In order to avoid these severely-adverse reactions, excess acid or base that is ingested or generated must be quickly neutralized by one of the three buffer systems that are present in the human body. A buffer is defined as a solution that resists change in pH, which, as will be discussed in a later section of this chapter, is a quantitative measurement of the relative amount of acid that is present in a system. A buffer generally consists of a weak Brønsted-Lowry acid and its conjugate base or a weak Brønsted-Lowry base and its conjugate acid. The acidic and basic solutes that are contained in a buffer react with and, subsequently, neutralize any basic or acidic chemicals, respectively, that are introduced into the solution. As a result, the added acidic or basic chemicals are immediately eliminated and, therefore, do not impact the relative amount of acid or base that is present in the system. However, as discussed in Chapter 7, all solutes have a corresponding solubility, which corresponds to the maximum amount of that chemical that can dissolve in a given amount of solvent. Therefore, only finite quantities of acid and base can be dissolved to prepare a buffer, and, consequently, the resultant solution can only neutralize limited amounts of added acidic or basic chemicals.

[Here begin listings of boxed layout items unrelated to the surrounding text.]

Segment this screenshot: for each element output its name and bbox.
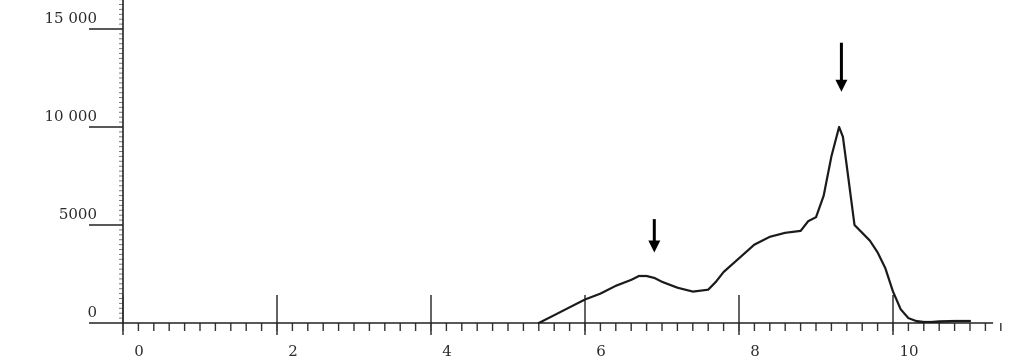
annotation-arrow-1 [648, 219, 661, 253]
annotation-layer [648, 42, 848, 253]
x-axis-tick-labels: 0 2 4 6 8 10 [134, 342, 918, 359]
y-tick-label: 0 [87, 303, 97, 321]
x-tick-label: 6 [596, 342, 606, 359]
annotation-arrow-2 [835, 42, 848, 92]
series-layer [537, 125, 972, 325]
x-axis-minor-ticks [122, 323, 1002, 331]
y-axis-tick-labels: 0 5000 10 000 15 000 [45, 9, 98, 321]
y-tick-label: 5000 [59, 205, 97, 223]
x-tick-label: 0 [134, 342, 144, 359]
arrow-head [835, 79, 848, 92]
y-axis-major-ticks [89, 28, 123, 324]
arrow-head [648, 240, 661, 253]
x-tick-label: 8 [750, 342, 760, 359]
y-tick-label: 15 000 [45, 9, 98, 27]
x-tick-label: 10 [899, 342, 918, 359]
x-tick-label: 4 [442, 342, 452, 359]
x-tick-label: 2 [288, 342, 298, 359]
y-tick-label: 10 000 [45, 107, 98, 125]
series-line-1 [537, 125, 972, 325]
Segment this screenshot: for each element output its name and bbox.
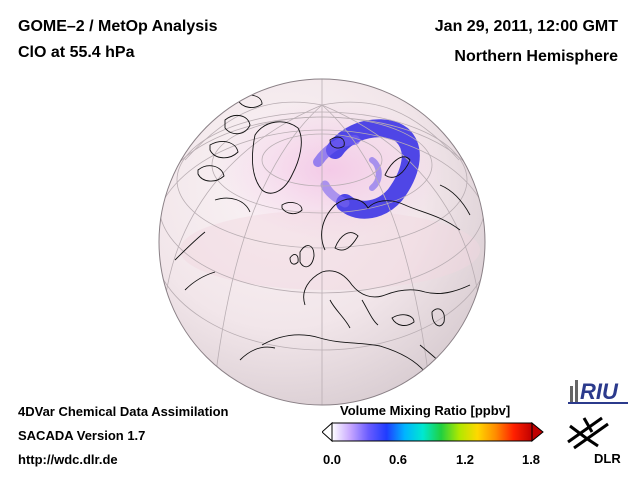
region-label: Northern Hemisphere	[454, 48, 618, 65]
clo-haze-band	[180, 210, 480, 290]
species-label: ClO at 55.4 hPa	[18, 44, 135, 61]
colorbar-low-arrow	[322, 422, 333, 443]
datetime-label: Jan 29, 2011, 12:00 GMT	[434, 18, 618, 35]
map-title: GOME–2 / MetOp Analysis	[18, 18, 218, 35]
colorbar-tick-2: 1.2	[455, 452, 475, 467]
colorbar-high-arrow	[531, 422, 544, 443]
url-link[interactable]: http://wdc.dlr.de	[18, 452, 118, 467]
method-label: 4DVar Chemical Data Assimilation	[18, 404, 229, 419]
riu-logo: RIU	[568, 379, 628, 404]
riu-logo-text: RIU	[580, 379, 619, 404]
coastlines	[174, 94, 471, 381]
colorbar-tick-1: 0.6	[388, 452, 408, 467]
colorbar-tick-3: 1.8	[521, 452, 541, 467]
colorbar-tick-0: 0.0	[322, 452, 342, 467]
dlr-logo	[567, 416, 609, 450]
globe-outline	[158, 78, 486, 406]
dlr-logo-text: DLR	[594, 451, 621, 466]
clo-vortex	[313, 119, 420, 219]
colorbar	[322, 422, 544, 443]
version-label: SACADA Version 1.7	[18, 428, 146, 443]
colorbar-title: Volume Mixing Ratio [ppbv]	[340, 403, 511, 418]
colorbar-gradient	[331, 422, 533, 442]
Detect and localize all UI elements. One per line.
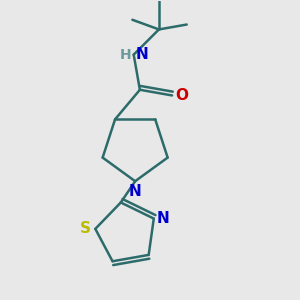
Text: O: O	[175, 88, 188, 103]
Text: N: N	[157, 211, 169, 226]
Text: N: N	[129, 184, 142, 199]
Text: N: N	[135, 47, 148, 62]
Text: S: S	[80, 221, 91, 236]
Text: H: H	[120, 48, 131, 62]
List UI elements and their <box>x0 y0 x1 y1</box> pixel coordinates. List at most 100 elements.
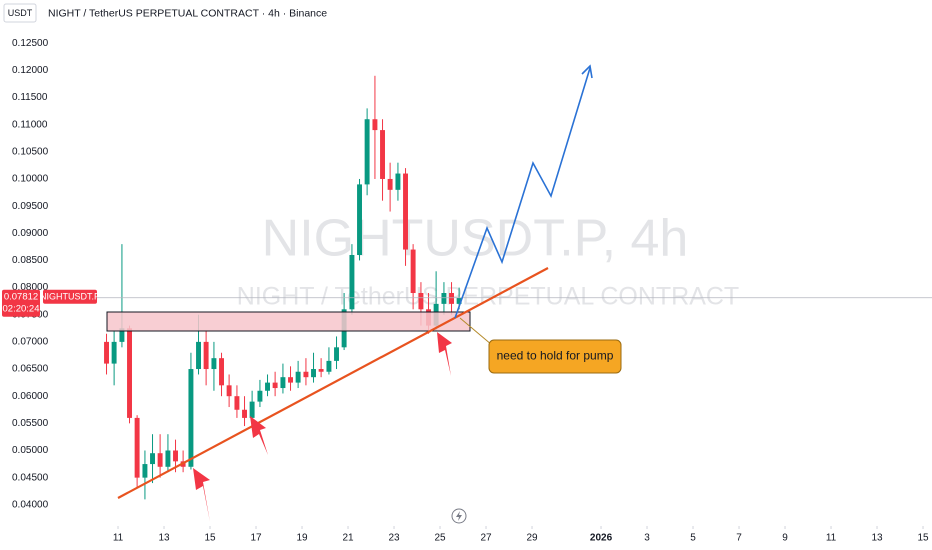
y-tick-label: 0.06500 <box>12 364 49 375</box>
projection-path <box>454 67 591 319</box>
candle-body <box>226 385 232 397</box>
candle-body <box>188 369 194 467</box>
projection-arrowhead <box>581 64 593 79</box>
y-tick-label: 0.05500 <box>12 418 49 429</box>
x-tick-label: 11 <box>826 533 837 544</box>
y-tick-label: 0.08500 <box>12 255 49 266</box>
x-tick-label: 23 <box>388 533 400 544</box>
y-tick-label: 0.11500 <box>12 92 48 103</box>
candle-body <box>134 417 140 478</box>
candle-body <box>334 347 339 361</box>
arrow <box>250 416 268 455</box>
plot: 0.04000 0.04500 0.05000 0.05500 0.06000 0.065… <box>2 38 932 544</box>
x-tick-label: 13 <box>158 533 170 544</box>
candle-body <box>119 328 125 342</box>
y-tick-label: 0.07000 <box>12 337 49 348</box>
candle-body <box>142 464 148 478</box>
y-tick-label: 0.08000 <box>12 282 49 293</box>
x-tick-label: 15 <box>204 533 216 544</box>
x-tick-label: 11 <box>113 533 124 544</box>
candle-body <box>318 369 324 372</box>
candle-body <box>380 130 385 179</box>
countdown: 02:20:24 <box>3 303 40 314</box>
x-tick-label: 9 <box>782 533 788 544</box>
y-tick-label: 0.10000 <box>12 174 49 185</box>
x-tick-label: 2026 <box>590 533 613 544</box>
callout-text: need to hold for pump <box>497 349 614 363</box>
y-tick-label: 0.09500 <box>12 201 49 212</box>
candle-body <box>173 450 178 462</box>
candle-body <box>449 293 454 304</box>
candle-body <box>249 401 255 418</box>
x-tick-label: 3 <box>644 533 650 544</box>
x-tick-label: 19 <box>296 533 308 544</box>
candle-body <box>265 382 270 391</box>
candle-body <box>295 371 301 383</box>
candle-body <box>372 119 378 131</box>
y-tick-label: 0.12500 <box>12 38 49 49</box>
candle-body <box>456 297 462 304</box>
candle-body <box>349 254 355 310</box>
candle-body <box>311 369 316 378</box>
candle-body <box>403 173 408 250</box>
watermark: NIGHTUSDT.P, 4h <box>262 210 689 268</box>
candle-body <box>150 453 155 465</box>
candle-body <box>203 341 209 370</box>
callout-pointer <box>459 317 493 346</box>
y-tick-label: 0.04000 <box>12 499 49 510</box>
arrow <box>193 468 210 522</box>
arrow <box>437 332 452 376</box>
candle-body <box>418 293 424 310</box>
event-bolt <box>456 511 462 521</box>
symbol-box <box>43 289 97 304</box>
y-tick-label: 0.06000 <box>12 391 49 402</box>
candle-body <box>165 450 171 467</box>
candle-body <box>387 178 393 190</box>
y-tick-label: 0.09000 <box>12 228 49 239</box>
x-tick-label: 17 <box>250 533 262 544</box>
candle-body <box>127 328 132 418</box>
candle-body <box>364 119 370 185</box>
support-zone <box>106 311 471 332</box>
y-tick-label: 0.04500 <box>12 472 49 483</box>
callout-box <box>488 339 622 374</box>
x-tick-label: 13 <box>871 533 883 544</box>
candle-body <box>280 377 286 389</box>
currency: USDT <box>8 8 33 18</box>
y-tick-label: 0.05000 <box>12 445 49 456</box>
candle-body <box>272 382 278 389</box>
x-tick-label: 5 <box>690 533 696 544</box>
arrows <box>193 332 452 522</box>
candle-body <box>288 377 293 383</box>
y-tick-label: 0.11000 <box>12 119 48 130</box>
candle-body <box>242 409 247 418</box>
candle-body <box>111 341 117 364</box>
trend-line <box>117 267 549 499</box>
x-tick-label: 21 <box>342 533 354 544</box>
candle-body <box>357 184 362 255</box>
candle-body <box>104 341 109 364</box>
currency-box[interactable] <box>3 3 37 23</box>
x-tick-label: 7 <box>736 533 742 544</box>
candle-body <box>303 371 309 378</box>
x-tick-label: 25 <box>434 533 446 544</box>
candle-body <box>326 360 332 372</box>
watermark-subtitle: NIGHT / TetherUS PERPETUAL CONTRACT <box>237 283 739 311</box>
candle-body <box>441 293 447 304</box>
candle-body <box>211 358 217 370</box>
candle-body <box>157 453 163 467</box>
y-tick-label: 0.10500 <box>12 146 49 157</box>
candle-body <box>196 341 201 370</box>
candle-body <box>410 249 416 294</box>
last-price-label: 0.07812 <box>4 291 38 302</box>
x-tick-label: 15 <box>917 533 929 544</box>
candle-body <box>234 396 240 410</box>
last-price-box <box>2 289 40 317</box>
x-tick-label: 29 <box>526 533 538 544</box>
event-icon[interactable] <box>451 508 467 524</box>
candle-body <box>257 390 263 402</box>
y-tick-label: 0.12000 <box>12 65 49 76</box>
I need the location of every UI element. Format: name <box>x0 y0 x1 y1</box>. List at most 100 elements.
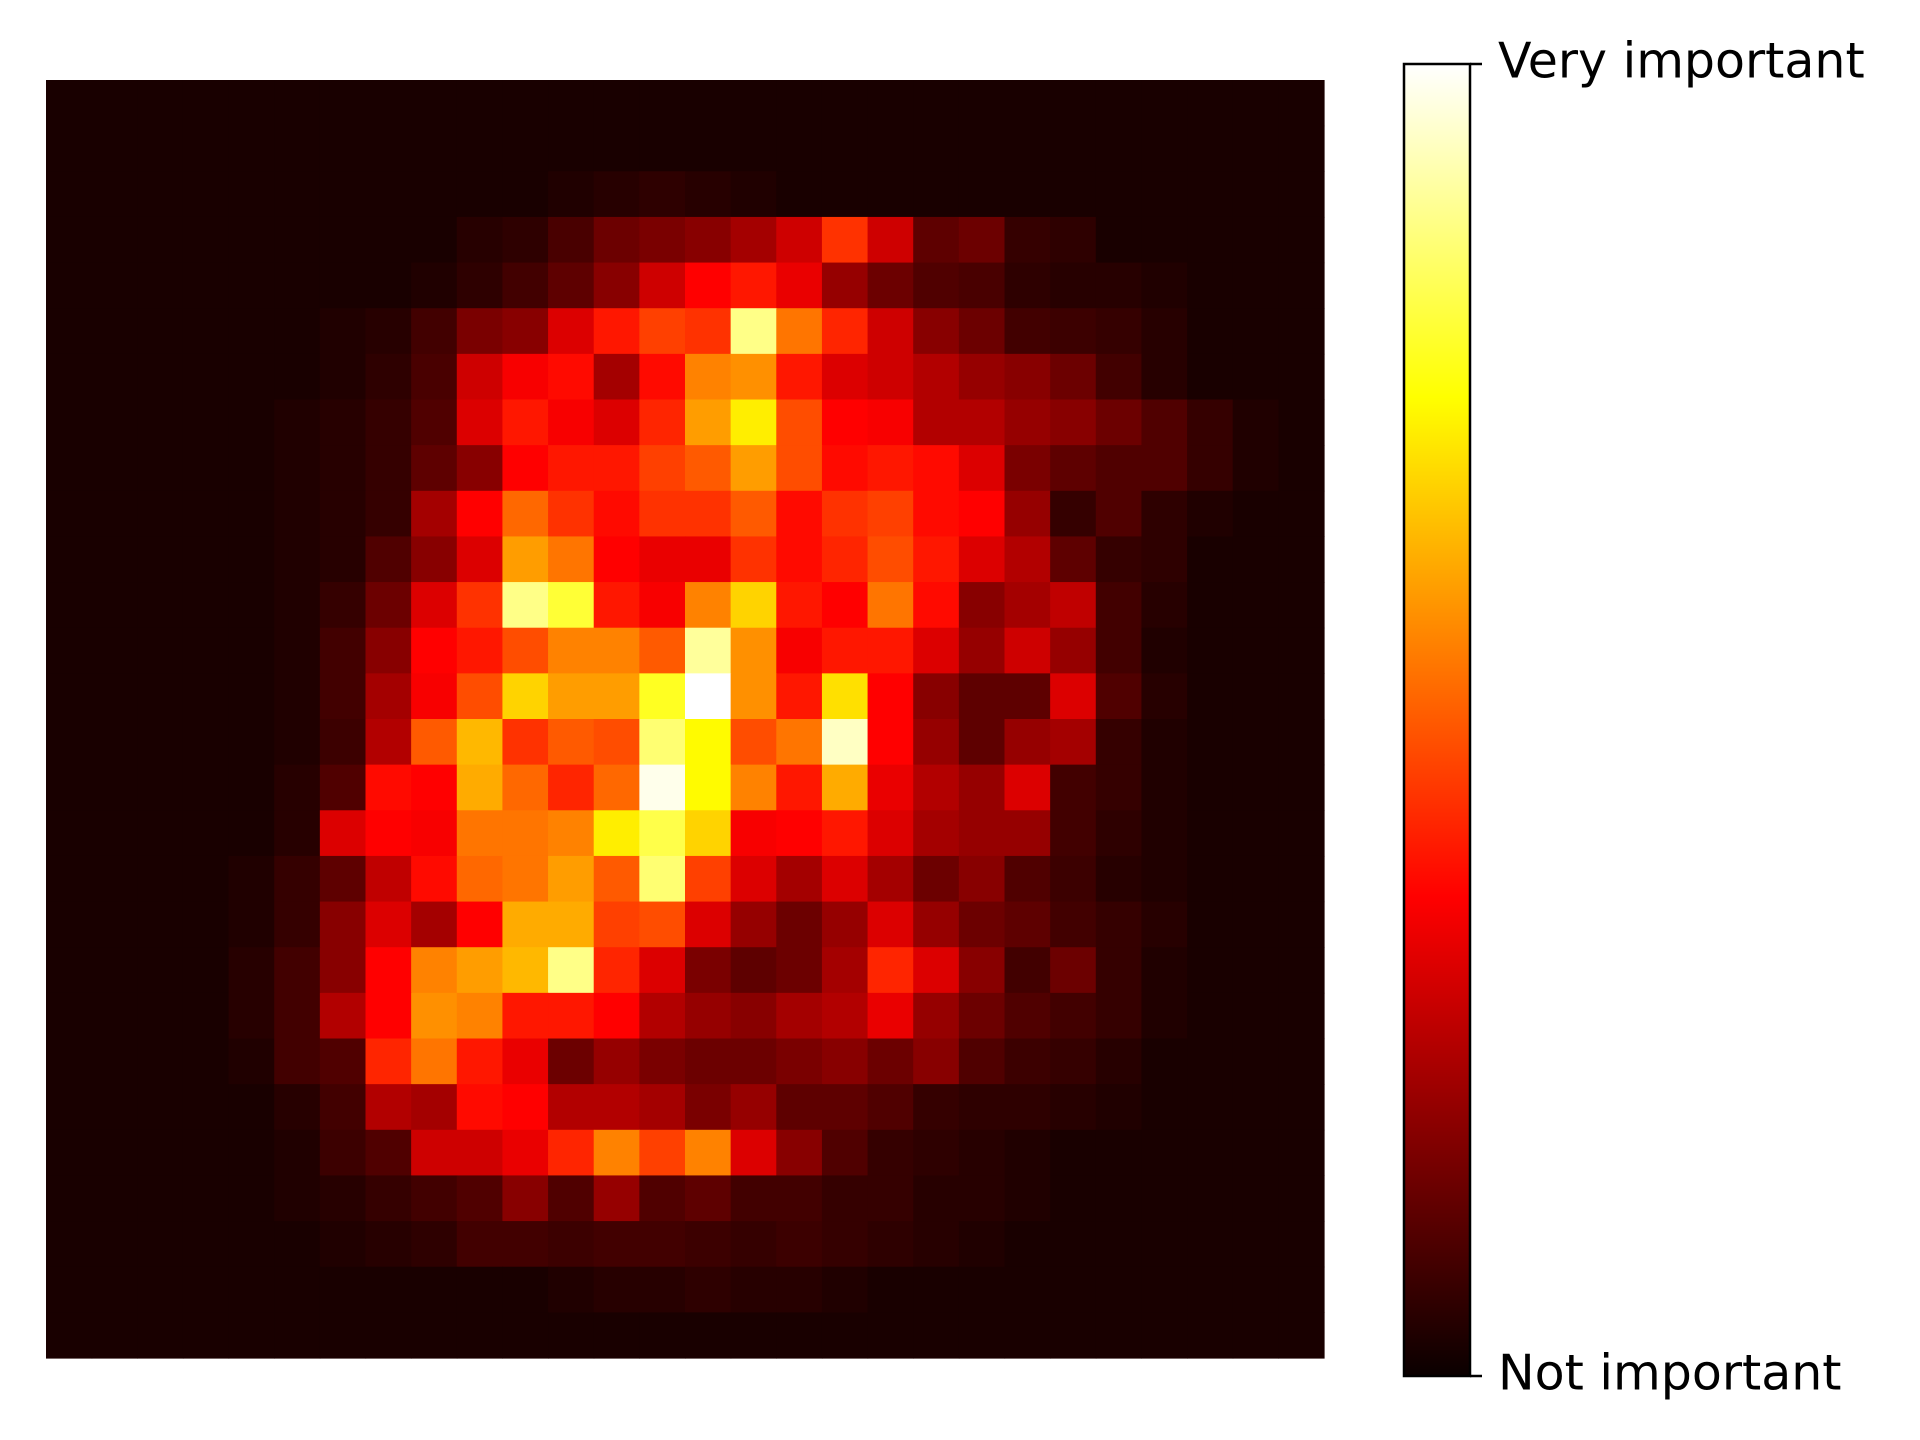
heatmap-cell-r17-c1 <box>91 855 138 903</box>
heatmap-cell-r0-c9 <box>456 80 504 127</box>
heatmap-cell-r17-c14 <box>685 855 732 903</box>
heatmap-cell-r0-c21 <box>1004 80 1051 127</box>
heatmap-cell-r26-c11 <box>548 1266 595 1313</box>
heatmap-cell-r27-c21 <box>1004 1312 1051 1359</box>
heatmap-cell-r23-c14 <box>685 1129 732 1177</box>
heatmap-cell-r4-c27 <box>1278 262 1325 309</box>
heatmap-cell-r7-c19 <box>913 399 960 446</box>
heatmap-cell-r12-c16 <box>776 627 823 674</box>
heatmap-cell-r7-c21 <box>1004 399 1051 446</box>
heatmap-cell-r18-c22 <box>1050 901 1097 948</box>
heatmap-cell-r15-c26 <box>1232 764 1279 811</box>
heatmap-cell-r15-c9 <box>456 764 504 811</box>
heatmap-cell-r2-c14 <box>685 171 732 218</box>
heatmap-cell-r12-c11 <box>548 627 595 674</box>
heatmap-cell-r21-c13 <box>639 1038 686 1085</box>
heatmap-cell-r25-c11 <box>548 1221 595 1268</box>
heatmap-cell-r2-c27 <box>1278 171 1325 218</box>
heatmap-cell-r8-c9 <box>456 445 504 492</box>
heatmap-cell-r27-c2 <box>137 1312 184 1359</box>
heatmap-cell-r23-c23 <box>1095 1129 1143 1177</box>
heatmap-cell-r21-c24 <box>1141 1038 1188 1085</box>
heatmap-cell-r14-c27 <box>1278 719 1325 766</box>
heatmap-cell-r20-c2 <box>137 992 184 1040</box>
heatmap-cell-r4-c14 <box>685 262 732 309</box>
heatmap-cell-r9-c8 <box>411 490 458 538</box>
heatmap-cell-r17-c0 <box>46 855 93 903</box>
heatmap-cell-r23-c5 <box>274 1129 321 1177</box>
heatmap-cell-r7-c11 <box>548 399 595 446</box>
heatmap-cell-r15-c8 <box>411 764 458 811</box>
heatmap-cell-r18-c2 <box>137 901 184 948</box>
heatmap-cell-r1-c18 <box>867 125 914 172</box>
heatmap-cell-r25-c18 <box>867 1221 914 1268</box>
heatmap-cell-r8-c8 <box>411 445 458 492</box>
heatmap-cell-r16-c16 <box>776 810 823 857</box>
heatmap-cell-r23-c15 <box>730 1129 777 1177</box>
heatmap-cell-r23-c12 <box>593 1129 640 1177</box>
heatmap-cell-r25-c3 <box>182 1221 230 1268</box>
heatmap-cell-r13-c15 <box>730 673 777 720</box>
heatmap-cell-r17-c3 <box>182 855 230 903</box>
heatmap-cell-r15-c10 <box>502 764 549 811</box>
heatmap-cell-r4-c16 <box>776 262 823 309</box>
heatmap-cell-r5-c8 <box>411 308 458 355</box>
heatmap-cell-r21-c16 <box>776 1038 823 1085</box>
heatmap-cell-r20-c15 <box>730 992 777 1040</box>
heatmap-cell-r16-c13 <box>639 810 686 857</box>
heatmap-cell-r3-c27 <box>1278 216 1325 264</box>
heatmap-cell-r15-c18 <box>867 764 914 811</box>
heatmap-cell-r8-c26 <box>1232 445 1279 492</box>
heatmap-cell-r27-c8 <box>411 1312 458 1359</box>
heatmap-cell-r1-c25 <box>1187 125 1234 172</box>
heatmap-cell-r19-c6 <box>319 947 367 994</box>
heatmap-cell-r17-c8 <box>411 855 458 903</box>
heatmap-cell-r12-c22 <box>1050 627 1097 674</box>
heatmap-cell-r20-c25 <box>1187 992 1234 1040</box>
heatmap-cell-r21-c11 <box>548 1038 595 1085</box>
heatmap-cell-r4-c23 <box>1095 262 1143 309</box>
heatmap-cell-r14-c6 <box>319 719 367 766</box>
heatmap-cell-r20-c4 <box>228 992 275 1040</box>
heatmap-cell-r18-c20 <box>958 901 1006 948</box>
heatmap-cell-r26-c2 <box>137 1266 184 1313</box>
heatmap-cell-r17-c16 <box>776 855 823 903</box>
heatmap-cell-r23-c10 <box>502 1129 549 1177</box>
heatmap-cell-r27-c18 <box>867 1312 914 1359</box>
heatmap-cell-r14-c17 <box>821 719 869 766</box>
heatmap-cell-r16-c26 <box>1232 810 1279 857</box>
heatmap-cell-r0-c22 <box>1050 80 1097 127</box>
heatmap-cell-r15-c20 <box>958 764 1006 811</box>
heatmap-cell-r26-c0 <box>46 1266 93 1313</box>
heatmap-cell-r25-c22 <box>1050 1221 1097 1268</box>
heatmap-cell-r2-c22 <box>1050 171 1097 218</box>
heatmap-cell-r17-c5 <box>274 855 321 903</box>
heatmap-cell-r10-c8 <box>411 536 458 583</box>
heatmap-cell-r21-c12 <box>593 1038 640 1085</box>
heatmap-cell-r27-c15 <box>730 1312 777 1359</box>
heatmap-cell-r21-c3 <box>182 1038 230 1085</box>
heatmap-cell-r20-c0 <box>46 992 93 1040</box>
heatmap-cell-r18-c16 <box>776 901 823 948</box>
heatmap-cell-r23-c0 <box>46 1129 93 1177</box>
heatmap-cell-r6-c27 <box>1278 353 1325 401</box>
heatmap-cell-r13-c12 <box>593 673 640 720</box>
heatmap-cell-r7-c6 <box>319 399 367 446</box>
heatmap-cell-r17-c6 <box>319 855 367 903</box>
heatmap-cell-r20-c1 <box>91 992 138 1040</box>
heatmap-cell-r0-c18 <box>867 80 914 127</box>
heatmap-cell-r24-c27 <box>1278 1175 1325 1222</box>
heatmap-cell-r10-c24 <box>1141 536 1188 583</box>
heatmap-cell-r19-c19 <box>913 947 960 994</box>
heatmap-cell-r14-c11 <box>548 719 595 766</box>
heatmap-cell-r8-c6 <box>319 445 367 492</box>
heatmap-cell-r2-c18 <box>867 171 914 218</box>
heatmap-cell-r2-c3 <box>182 171 230 218</box>
heatmap-cell-r25-c19 <box>913 1221 960 1268</box>
heatmap-cell-r26-c21 <box>1004 1266 1051 1313</box>
heatmap-cell-r2-c25 <box>1187 171 1234 218</box>
heatmap-cell-r8-c18 <box>867 445 914 492</box>
heatmap-cell-r10-c3 <box>182 536 230 583</box>
heatmap-cell-r0-c20 <box>958 80 1006 127</box>
heatmap-cell-r18-c19 <box>913 901 960 948</box>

For example, explain whether a solution containing chloride ions and hydrochloric acid can be classified as a buffer.
As stated above, a buffer generally consists of a weak Brønsted-Lowry acid and its conjugate base or a weak Brønsted-Lowry base and its conjugate acid. By definition, the chemical formulas of conjugate particles must differ by exactly and only one proton, H+1, and should otherwise be identical to one another. Because a chloride ion, Cl–1, and hydrochloric acid, HCl, both contain one chlorine, Cl, and have chemical formulas that differ by exactly one proton, H+1, these chemicals are conjugates.
Recall that, since a Brønsted-Lowry acid donates, or loses, a proton, H+1, during an acid/base reaction, the conjugate base that is produced from this transfer must contain one less proton than the acid from which it was generated. Furthermore, because a Brønsted-Lowry base accepts, or gains, a proton, H+1, during an acid/base reaction, the conjugate acid that is formed as a result of this transfer must contains one more proton than the base that was initially present. Therefore, the chemical that contains more hydrogens, H, will correspond to the acid in a conjugate acid/base pair, and the substance that has fewer hydrogens, H, must be classified as the base. Therefore, because no hydrogens, H, are present in a chloride ion, Cl–1, and hydrochloric acid, HCl, contains one hydrogen, H, hydrochloric acid, HCl, is the acid in the given solution, and the chloride ion, Cl–1, is its conjugate base. This assignment can be confirmed by recognizing that hydrochloric acid, HCl, can be classified as a hydrohalogenated, or "HX," acid, because it contains one hydrogen, H, and one chloride ion, Cl–1, which is a halide anion.
Finally, the chemicals that are present in a buffer solution must be weakly acidic or basic. Based on the information that is presented in Section 8.23, hydrochloric acid, HCl, is classified as a strong acid. Therefore, a solution containing chloride ions and hydrochloric acid cannot be classified as a buffer.